Philly-bred, San Francisco-located producer Yameen has held several aliases, but one thing that has remained constant is his powerful fascination with all things music-related. Even as a child, he was sneaking tape recorders into school or onto the bus, always on the hunt for new sounds to capture.
Then, as a teenager (and known as Stinke), he was the Webmaster for the Hieroglyphics.com site and essentially wrote the blueprint for indie hip-hop on the Web, garnering praise as one of URB magazine’s Next 100. His music production debut came under the moniker SupremeEx, and his work with Tajai of Souls of Mischief garnered hefty critical praise for its high quality as well as its integration of multimedia to enhance the music’s concept.
In 2008 — under his given name Yameen — he released his debut solo album, Never Knows Best (Ropeadope Records), moving away from the highly conceptual work of the past and focusing more on creating great music with an impressive roster of guest stars.
Drawing on past experience working with artists like Goapele, Shing02, and a pre-Hollertronix DJ Low Budget, Yameen corralled an impressive list of collaborators, including the legendary Shock G (Digital Underground), Azeem (OM Records), Lady Alma (4Hero, Black Lily), Georgia Anne Muldrow (Stones Throw), Casual (Hieroglyphics), DJ Icewater (Pharcyde, Quannum) and Maylay Sparks (!K7).

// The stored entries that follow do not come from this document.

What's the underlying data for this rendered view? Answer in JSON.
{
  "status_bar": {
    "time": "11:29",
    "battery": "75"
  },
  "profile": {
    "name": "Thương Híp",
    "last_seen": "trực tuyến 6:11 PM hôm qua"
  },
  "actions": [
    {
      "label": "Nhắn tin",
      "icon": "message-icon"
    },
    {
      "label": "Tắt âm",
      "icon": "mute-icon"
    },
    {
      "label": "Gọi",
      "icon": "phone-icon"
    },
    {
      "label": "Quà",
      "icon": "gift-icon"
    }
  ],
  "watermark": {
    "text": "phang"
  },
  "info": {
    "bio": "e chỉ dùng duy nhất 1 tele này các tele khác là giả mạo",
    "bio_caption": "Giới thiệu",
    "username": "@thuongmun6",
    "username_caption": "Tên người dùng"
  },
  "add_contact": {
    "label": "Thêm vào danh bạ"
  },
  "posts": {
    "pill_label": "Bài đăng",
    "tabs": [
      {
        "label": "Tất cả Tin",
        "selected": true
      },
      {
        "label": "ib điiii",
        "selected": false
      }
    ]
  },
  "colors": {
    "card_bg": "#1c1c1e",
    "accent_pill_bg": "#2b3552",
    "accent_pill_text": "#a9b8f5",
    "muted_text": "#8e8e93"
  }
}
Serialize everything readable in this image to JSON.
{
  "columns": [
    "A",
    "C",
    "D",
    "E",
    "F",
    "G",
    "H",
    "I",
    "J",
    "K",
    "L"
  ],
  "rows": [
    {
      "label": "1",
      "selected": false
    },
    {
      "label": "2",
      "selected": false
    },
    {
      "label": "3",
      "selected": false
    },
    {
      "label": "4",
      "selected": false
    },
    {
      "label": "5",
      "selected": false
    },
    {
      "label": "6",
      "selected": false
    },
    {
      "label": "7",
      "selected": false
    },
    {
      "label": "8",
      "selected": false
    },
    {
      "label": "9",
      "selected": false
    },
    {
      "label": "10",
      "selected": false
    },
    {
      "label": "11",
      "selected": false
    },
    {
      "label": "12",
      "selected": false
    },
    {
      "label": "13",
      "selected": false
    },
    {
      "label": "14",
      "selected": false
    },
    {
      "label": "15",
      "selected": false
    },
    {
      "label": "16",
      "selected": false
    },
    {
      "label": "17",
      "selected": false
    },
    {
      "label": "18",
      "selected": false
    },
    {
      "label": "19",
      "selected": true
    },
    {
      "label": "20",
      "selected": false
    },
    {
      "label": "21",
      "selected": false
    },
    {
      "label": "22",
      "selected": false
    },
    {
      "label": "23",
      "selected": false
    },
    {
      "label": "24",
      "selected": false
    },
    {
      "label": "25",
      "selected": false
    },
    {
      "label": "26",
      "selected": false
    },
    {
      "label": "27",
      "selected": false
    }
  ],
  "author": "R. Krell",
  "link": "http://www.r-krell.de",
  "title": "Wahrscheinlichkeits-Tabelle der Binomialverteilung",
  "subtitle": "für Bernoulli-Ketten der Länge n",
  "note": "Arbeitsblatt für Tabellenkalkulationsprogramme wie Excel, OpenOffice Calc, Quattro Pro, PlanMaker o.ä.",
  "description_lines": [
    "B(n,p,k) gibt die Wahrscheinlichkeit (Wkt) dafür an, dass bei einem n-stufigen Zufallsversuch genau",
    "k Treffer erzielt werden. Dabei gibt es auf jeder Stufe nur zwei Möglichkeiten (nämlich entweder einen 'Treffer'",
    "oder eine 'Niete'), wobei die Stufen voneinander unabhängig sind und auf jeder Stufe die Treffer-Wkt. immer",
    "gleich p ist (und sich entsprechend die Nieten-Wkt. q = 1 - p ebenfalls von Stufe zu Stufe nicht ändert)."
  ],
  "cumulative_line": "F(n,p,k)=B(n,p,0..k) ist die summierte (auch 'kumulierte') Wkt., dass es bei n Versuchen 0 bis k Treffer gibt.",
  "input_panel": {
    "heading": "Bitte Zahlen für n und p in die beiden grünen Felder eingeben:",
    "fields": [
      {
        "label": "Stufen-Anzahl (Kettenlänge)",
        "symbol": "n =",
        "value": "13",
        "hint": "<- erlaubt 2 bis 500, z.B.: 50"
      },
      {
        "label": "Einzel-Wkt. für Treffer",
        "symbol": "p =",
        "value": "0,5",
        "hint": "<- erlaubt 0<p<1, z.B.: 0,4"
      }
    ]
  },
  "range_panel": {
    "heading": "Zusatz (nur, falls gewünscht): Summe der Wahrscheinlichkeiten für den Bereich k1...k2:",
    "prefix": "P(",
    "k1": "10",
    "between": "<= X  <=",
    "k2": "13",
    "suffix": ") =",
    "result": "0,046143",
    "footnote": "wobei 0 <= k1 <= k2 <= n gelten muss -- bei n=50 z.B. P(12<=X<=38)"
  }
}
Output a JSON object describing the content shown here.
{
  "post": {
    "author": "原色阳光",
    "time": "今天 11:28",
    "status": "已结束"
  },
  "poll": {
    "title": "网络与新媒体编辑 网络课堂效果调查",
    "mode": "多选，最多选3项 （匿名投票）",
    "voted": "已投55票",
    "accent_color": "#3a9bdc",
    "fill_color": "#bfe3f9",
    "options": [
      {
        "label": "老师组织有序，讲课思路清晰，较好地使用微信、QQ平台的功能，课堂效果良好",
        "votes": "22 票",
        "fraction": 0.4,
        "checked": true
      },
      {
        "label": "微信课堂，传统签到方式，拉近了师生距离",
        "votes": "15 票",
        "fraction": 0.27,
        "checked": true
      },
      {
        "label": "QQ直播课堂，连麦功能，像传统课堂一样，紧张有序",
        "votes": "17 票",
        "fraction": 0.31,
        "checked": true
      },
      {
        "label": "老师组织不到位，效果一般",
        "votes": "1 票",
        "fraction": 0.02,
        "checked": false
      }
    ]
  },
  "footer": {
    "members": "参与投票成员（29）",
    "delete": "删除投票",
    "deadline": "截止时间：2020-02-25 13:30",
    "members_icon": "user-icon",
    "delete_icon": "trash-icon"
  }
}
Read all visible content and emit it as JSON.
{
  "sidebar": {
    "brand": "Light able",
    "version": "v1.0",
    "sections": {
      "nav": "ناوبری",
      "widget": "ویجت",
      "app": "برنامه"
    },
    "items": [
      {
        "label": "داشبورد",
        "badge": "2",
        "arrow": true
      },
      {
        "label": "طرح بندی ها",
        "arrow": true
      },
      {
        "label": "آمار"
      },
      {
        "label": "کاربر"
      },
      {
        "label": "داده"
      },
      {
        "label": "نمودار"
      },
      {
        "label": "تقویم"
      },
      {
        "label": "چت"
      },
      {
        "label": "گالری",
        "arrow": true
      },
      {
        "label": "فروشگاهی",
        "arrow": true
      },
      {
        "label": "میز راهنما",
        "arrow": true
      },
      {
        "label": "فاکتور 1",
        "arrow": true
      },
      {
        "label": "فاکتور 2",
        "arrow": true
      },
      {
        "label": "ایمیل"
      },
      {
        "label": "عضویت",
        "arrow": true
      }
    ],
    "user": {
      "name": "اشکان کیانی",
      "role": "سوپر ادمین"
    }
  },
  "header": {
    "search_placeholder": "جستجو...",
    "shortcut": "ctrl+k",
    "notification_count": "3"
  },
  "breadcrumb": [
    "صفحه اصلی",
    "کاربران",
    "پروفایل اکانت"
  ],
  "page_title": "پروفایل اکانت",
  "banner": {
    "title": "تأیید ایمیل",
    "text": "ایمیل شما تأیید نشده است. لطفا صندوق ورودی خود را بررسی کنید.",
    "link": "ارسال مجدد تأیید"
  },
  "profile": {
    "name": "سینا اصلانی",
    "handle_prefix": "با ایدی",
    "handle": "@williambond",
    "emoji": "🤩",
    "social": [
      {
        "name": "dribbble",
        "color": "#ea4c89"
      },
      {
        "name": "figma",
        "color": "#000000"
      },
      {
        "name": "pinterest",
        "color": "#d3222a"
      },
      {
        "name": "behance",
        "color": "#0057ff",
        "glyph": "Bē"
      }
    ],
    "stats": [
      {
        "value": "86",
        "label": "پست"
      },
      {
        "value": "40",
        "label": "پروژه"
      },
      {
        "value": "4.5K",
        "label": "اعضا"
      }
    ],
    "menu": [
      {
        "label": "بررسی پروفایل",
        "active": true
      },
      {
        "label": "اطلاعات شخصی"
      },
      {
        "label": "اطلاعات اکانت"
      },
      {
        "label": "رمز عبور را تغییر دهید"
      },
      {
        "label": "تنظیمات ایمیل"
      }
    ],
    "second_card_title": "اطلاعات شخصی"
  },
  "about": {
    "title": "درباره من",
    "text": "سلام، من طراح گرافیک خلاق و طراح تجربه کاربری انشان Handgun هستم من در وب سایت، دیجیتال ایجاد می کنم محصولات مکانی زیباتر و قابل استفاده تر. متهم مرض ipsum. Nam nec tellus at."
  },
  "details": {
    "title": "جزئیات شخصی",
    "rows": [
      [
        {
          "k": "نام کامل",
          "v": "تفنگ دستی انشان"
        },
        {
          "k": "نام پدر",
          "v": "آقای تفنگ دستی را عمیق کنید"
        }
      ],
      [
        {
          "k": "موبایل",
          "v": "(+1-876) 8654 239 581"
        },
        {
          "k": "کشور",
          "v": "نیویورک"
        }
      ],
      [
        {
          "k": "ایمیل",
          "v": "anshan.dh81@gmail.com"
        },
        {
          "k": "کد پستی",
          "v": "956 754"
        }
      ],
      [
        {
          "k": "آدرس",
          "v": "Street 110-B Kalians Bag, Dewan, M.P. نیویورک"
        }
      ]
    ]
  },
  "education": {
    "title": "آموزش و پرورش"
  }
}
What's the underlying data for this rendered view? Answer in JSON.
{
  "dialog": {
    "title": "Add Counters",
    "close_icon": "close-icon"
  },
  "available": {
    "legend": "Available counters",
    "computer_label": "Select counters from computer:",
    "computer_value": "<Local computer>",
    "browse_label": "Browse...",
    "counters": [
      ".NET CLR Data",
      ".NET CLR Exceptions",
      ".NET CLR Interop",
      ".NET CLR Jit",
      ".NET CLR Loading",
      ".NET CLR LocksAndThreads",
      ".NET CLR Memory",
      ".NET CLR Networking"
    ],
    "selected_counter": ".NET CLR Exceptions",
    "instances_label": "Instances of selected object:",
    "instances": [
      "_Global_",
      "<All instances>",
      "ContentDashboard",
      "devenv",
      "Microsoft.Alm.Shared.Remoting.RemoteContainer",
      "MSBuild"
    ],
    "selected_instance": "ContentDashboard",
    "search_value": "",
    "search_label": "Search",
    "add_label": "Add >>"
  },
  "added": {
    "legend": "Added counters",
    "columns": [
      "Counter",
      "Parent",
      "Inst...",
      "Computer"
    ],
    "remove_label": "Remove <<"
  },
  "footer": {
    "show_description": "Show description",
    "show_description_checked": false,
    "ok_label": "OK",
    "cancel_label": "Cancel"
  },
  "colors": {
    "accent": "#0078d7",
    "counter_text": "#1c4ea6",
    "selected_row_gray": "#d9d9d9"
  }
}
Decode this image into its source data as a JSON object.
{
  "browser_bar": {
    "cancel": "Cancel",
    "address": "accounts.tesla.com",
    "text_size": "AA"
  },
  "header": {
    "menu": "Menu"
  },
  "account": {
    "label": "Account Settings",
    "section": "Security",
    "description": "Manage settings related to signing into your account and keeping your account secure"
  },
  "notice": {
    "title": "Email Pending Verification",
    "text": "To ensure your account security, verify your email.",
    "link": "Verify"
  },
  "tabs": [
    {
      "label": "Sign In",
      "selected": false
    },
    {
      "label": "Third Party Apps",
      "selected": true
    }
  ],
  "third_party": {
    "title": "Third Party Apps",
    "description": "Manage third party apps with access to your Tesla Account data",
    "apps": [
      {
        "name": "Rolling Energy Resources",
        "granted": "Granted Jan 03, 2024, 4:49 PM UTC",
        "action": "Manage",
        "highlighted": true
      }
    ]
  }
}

A remix album and EP followed in 2009 and 2010, respectively, affording Yameen the chance to work with some of his favorite producers including Blockhead, Mark de Clive-Lowe, and Mike Ladd.
Yameen returns to the production helm in 2014 with his latest full-length album, Come On & Go Off (in stores September 2nd, 2014). The title — not just a classic hip-hop chant — is a directive. A command to get up off your ass and jam. That’s what Yameen’s saying with his latest album: Everybody join together and dance to this. This isn’t sit-around-and-nod-your-head music, it’s get-down music.
If you’re looking for the sonic inspiration for Come On & Go Off, you need to go back to the classics. Specifically, O.G. Chicago house and Philly hip-hop (Tuff Crew in particular — the record’s single biggest influence is the E.C. LaRock house remix to Tuff Crew’s “What You Don’t Know?”). And to really capture those times, Yameen used his newest piece of old equipment, the SP-1200, which completely transformed his sound.
But don’t go thinking this is a tired throwback album. The sound is old and gritty, but the flavor is future. It’s next-school hip-house, full of syncopated rhythms, tight arrangements, fresh sounds, and inventive programming. And to keep things lively, Yameen invites a couple of vocalists aboard, with Lady Alma doing the honors on one track and Ty spitting on another. The inspiration stays the same throughout the album, but the interpretation is widely varied and always funky enough to make you want to come on and go off.